Skip to content

letrastudio/jekyll-i18n

Repository files navigation

jekyll-i18n

Creating multi-locale sites with Jekyll without relying on i18n plugins is not a straightforward task, and comes with tradeoffs. This approach requires somewhat complex setup and configuration, in return for simple content management. Also, it works with GitHub Pages! This branch is actually a GH Pages site.

Minimum required Jekyll version is 3.7.0, or 3.8.0 if using collections_dir.

The jekyll-4-proposal branch builds on this work to explore how native i18n support could hypothetically work in Jekyll 4.0.

Configuration

Locales are configured in _config.yml:

locales:
  default:
    baseurl: ""
    lang: en-US
    name: English
  pt:
    baseurl: /pt
    lang: pt-PT
    name: Português

The default locale is special, assumed to be the primary one and to be output to the site root.

Collections

Collections are mirrored for each locale. Collections in the default locale are named normally, while other locales take the locale’s label as a suffix:

collections:
  photos:
    output: true
    permalink: /photos/:path/
  photos_pt:
    output: true
    permalink: /pt/fotografias/:path/

Permalinks need to be set manually for each collection to match the locale’s baseurl.

Front matter defaults

A few front matter defaults need to be configured (* glob patterns are helpful here).

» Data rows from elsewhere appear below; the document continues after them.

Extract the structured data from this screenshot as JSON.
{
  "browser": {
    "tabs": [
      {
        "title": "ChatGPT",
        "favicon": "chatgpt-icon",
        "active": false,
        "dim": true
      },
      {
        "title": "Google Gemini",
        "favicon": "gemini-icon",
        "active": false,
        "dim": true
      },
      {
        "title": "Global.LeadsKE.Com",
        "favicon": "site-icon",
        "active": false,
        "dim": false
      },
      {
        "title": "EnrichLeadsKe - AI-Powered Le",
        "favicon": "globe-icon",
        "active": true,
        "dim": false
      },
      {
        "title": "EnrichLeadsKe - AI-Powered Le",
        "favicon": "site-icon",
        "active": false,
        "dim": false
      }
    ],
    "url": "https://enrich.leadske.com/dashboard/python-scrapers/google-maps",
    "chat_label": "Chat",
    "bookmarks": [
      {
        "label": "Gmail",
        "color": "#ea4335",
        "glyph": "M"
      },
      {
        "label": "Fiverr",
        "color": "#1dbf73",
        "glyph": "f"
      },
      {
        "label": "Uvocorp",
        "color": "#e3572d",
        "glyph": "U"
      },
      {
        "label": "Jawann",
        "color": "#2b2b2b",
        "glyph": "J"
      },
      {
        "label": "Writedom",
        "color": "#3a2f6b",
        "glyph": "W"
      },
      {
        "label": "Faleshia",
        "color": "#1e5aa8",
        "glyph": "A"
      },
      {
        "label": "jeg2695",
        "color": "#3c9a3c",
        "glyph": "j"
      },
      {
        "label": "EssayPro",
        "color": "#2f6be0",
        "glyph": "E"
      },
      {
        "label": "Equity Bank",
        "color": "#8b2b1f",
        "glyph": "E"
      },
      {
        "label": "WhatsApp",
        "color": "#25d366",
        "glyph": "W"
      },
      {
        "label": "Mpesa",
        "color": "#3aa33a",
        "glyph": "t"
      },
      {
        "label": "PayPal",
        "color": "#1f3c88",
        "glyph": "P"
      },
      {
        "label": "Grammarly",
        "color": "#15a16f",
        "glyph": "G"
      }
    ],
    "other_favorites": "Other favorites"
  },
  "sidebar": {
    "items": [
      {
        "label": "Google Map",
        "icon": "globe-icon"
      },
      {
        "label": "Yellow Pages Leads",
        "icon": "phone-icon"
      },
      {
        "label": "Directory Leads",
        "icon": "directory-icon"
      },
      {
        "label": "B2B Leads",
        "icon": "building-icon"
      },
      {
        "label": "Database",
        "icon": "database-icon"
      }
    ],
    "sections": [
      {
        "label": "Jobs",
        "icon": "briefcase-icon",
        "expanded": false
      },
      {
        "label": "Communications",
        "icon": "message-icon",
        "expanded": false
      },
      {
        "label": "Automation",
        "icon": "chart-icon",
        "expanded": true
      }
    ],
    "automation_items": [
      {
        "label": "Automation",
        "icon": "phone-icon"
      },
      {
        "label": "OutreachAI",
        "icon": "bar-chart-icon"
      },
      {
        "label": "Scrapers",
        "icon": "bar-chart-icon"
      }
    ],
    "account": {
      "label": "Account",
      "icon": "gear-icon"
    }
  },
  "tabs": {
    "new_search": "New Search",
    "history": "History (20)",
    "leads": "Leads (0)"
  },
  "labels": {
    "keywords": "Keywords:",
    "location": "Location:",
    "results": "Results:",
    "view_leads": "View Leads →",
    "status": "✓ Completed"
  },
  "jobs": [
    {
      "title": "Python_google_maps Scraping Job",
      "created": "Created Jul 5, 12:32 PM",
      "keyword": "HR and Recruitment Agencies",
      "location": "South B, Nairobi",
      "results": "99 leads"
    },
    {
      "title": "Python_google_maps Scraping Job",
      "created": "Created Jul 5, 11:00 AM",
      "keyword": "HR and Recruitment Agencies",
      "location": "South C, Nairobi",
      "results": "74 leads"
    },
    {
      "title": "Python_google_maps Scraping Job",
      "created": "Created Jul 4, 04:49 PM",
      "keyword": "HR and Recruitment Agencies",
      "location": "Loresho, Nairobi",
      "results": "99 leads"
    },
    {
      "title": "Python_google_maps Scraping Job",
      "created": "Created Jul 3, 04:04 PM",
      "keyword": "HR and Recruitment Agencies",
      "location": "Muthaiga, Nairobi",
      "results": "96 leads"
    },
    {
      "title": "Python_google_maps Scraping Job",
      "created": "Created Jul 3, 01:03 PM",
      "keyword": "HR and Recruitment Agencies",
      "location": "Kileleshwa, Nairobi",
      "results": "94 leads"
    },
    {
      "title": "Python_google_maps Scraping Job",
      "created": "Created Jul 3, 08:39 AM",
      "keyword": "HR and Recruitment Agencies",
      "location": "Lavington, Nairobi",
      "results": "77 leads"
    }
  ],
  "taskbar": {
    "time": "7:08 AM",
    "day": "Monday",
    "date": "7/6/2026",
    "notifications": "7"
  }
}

To match localized collections to each other, collection_basename is used. All photos collections across any locales must have collection_basename set to photos:

defaults:
- scope:
    path: "_photos*/"
  values:
    collection_basename: photos

And to associate collections with their respective locales, some more defaults are needed:

- scope:
    path: "*_pt/"
  values:
    locale: pt
    lang: pt-PT
    collection_suffix: _pt
- scope:
    path: ""
  values:
    locale: default
    lang: en-US

Setting lang in this way allows plugins like jekyll-seo-tag to pick it up. collection_suffix is used in conjunction with collection_basename to match collections between locales. Documents in the default locale don’t have a collection_suffix.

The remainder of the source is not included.